Presidential Symposium on the History of the Atmospheric Sciences: People, Discoveries, and Technologies


Who Discovered the El Niño-Southern Oscillation?

Gregory T. Cushman, Southwestern University, Georgetown, TX

Two giants of 20th-century meteorology, Gilbert Walker and Jacob Bjerknes, are usually given credit for discovering the El Niño-Southern Oscillation phenomenon. During the early 1920s, Walker empirically identified a periodic variation in atmospheric pressure over the Indo-Pacific which he christened the "Southern Oscillation." During the 1960s, Bjerknes posited a physical mechanism to explain the atmospheric features of this phenomenon over the equatorial Pacific which he christened the "Walker Circulation." Both men deserve recognition since they opened the way for our present understanding of the global climate system.

But meteorology consists of more than brute number crunching and elegant physical reasoning. These two giants should share credit with others who identified important features of this phenomenon--none of whom were meteorologists. Three Americans: Robert Cushman Murphy, T. Wayland Vaughan, and Milner Bailey Schaefer deserve recognition for organizing a trans-Pacific network of interested scientists in the late 1920s and late 1950s. Schaefer, in fact, paid Bjerknes to study the "El Niño" problem in order to predict variations in Pacific tuna distribution. Three German oceanographers: Gerhard Schott, Erwin Schweigger, and Klaus Wyrtki deserve recognition for interpreting oceanic features of this phenomenon.

Credit for any scientific discovery automatically entails a subjective value judgment of what counts as new understanding. The basis for such judgments changes over time. Some scientists deserve credit for "discovering" the El Niño-Southern Oscillation, even though they were motivated by beliefs we now consider wrong-headed.

In 1877, the Chilean Benjamín Vicuña MacKenna immediately recognized the link between climate anomalies all over the Pacific basin--because they corresponded with a powerful tsunami. During the early 1890s, two Peruvian scientists used "rustic astronomy" to interpret anomalies along the arid Peruvian coast. Using information from local fisherfolk, Camilo Carrillo adopted the term "El Niño countercurrent"--the origin of our name for a much larger phenomenon--to describe periodic variations in the Humboldt (Peru) Current. Víctor Eguiguren compiled a rough chronology of rainy seasons in northern Peru to prove this region was becoming wetter over time. Beginning in the 1920s, the Dutch-colonial scientist H. P. Berlage, Jr. turned Walker's Southern Oscillation into a usable, potentially predictive concept. He may have been the first to recognize its direct connection with oceanic features off the coast of Peru. His contribution is often discounted, however, because it was intended to bolster the discarded theory that most interannual atmospheric variation is tied to solar cycles.
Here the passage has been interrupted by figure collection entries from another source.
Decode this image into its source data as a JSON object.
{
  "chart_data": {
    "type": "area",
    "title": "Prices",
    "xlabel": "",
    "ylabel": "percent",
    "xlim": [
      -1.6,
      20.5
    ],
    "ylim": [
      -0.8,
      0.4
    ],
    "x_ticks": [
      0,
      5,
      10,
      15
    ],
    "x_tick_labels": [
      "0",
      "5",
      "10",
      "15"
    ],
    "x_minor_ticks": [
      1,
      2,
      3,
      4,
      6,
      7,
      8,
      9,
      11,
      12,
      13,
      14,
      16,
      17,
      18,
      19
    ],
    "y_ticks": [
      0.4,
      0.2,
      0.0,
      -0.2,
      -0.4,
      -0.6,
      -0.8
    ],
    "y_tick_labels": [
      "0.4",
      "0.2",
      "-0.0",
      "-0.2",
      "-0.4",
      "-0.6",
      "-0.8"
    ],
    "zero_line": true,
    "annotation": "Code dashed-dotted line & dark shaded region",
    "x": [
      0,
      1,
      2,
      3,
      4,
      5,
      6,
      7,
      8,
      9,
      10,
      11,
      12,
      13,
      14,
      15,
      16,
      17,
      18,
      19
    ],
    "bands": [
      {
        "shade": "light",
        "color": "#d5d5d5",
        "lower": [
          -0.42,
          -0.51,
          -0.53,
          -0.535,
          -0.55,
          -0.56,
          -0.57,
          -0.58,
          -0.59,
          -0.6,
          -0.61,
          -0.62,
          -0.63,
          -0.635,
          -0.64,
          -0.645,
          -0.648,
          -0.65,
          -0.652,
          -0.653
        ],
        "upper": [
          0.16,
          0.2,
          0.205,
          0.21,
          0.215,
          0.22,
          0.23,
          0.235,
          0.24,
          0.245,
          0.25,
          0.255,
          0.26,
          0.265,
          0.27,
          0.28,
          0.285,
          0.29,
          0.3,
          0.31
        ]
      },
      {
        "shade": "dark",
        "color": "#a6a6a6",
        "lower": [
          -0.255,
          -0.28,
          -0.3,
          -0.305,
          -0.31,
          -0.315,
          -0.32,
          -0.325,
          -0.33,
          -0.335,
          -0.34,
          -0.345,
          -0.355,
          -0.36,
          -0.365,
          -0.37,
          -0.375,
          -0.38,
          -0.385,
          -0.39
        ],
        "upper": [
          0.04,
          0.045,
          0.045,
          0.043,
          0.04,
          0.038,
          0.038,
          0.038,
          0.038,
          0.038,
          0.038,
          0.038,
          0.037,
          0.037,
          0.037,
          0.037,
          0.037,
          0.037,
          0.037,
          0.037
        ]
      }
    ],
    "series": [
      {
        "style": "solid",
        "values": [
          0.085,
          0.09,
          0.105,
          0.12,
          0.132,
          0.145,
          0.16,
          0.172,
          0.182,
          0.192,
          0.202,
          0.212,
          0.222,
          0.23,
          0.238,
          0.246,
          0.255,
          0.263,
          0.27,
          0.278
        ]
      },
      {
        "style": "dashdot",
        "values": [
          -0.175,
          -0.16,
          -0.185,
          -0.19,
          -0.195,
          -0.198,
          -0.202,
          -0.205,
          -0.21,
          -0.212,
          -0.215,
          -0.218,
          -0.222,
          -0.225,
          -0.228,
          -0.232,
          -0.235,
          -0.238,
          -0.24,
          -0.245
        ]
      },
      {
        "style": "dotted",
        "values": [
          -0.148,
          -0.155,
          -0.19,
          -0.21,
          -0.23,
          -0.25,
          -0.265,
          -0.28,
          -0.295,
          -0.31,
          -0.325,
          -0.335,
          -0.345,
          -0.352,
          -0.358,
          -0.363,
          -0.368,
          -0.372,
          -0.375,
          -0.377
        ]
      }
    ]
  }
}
The work of these four men is important to scientists working today for another reason. William H. Quinn fundamentally based his famous chronology of the El Niño-Southern Oscillation on their work. Despite his best efforts, Quinn's chronology contains artifacts of the discarded theories these scientists were trying to prove. Historians of science can thus provide a major service to working climatologists, not by deciding which scientists deserve the most credit for a discovery, but by showing how the values of climatologists have changed over time and how this change has itself influenced our current understanding.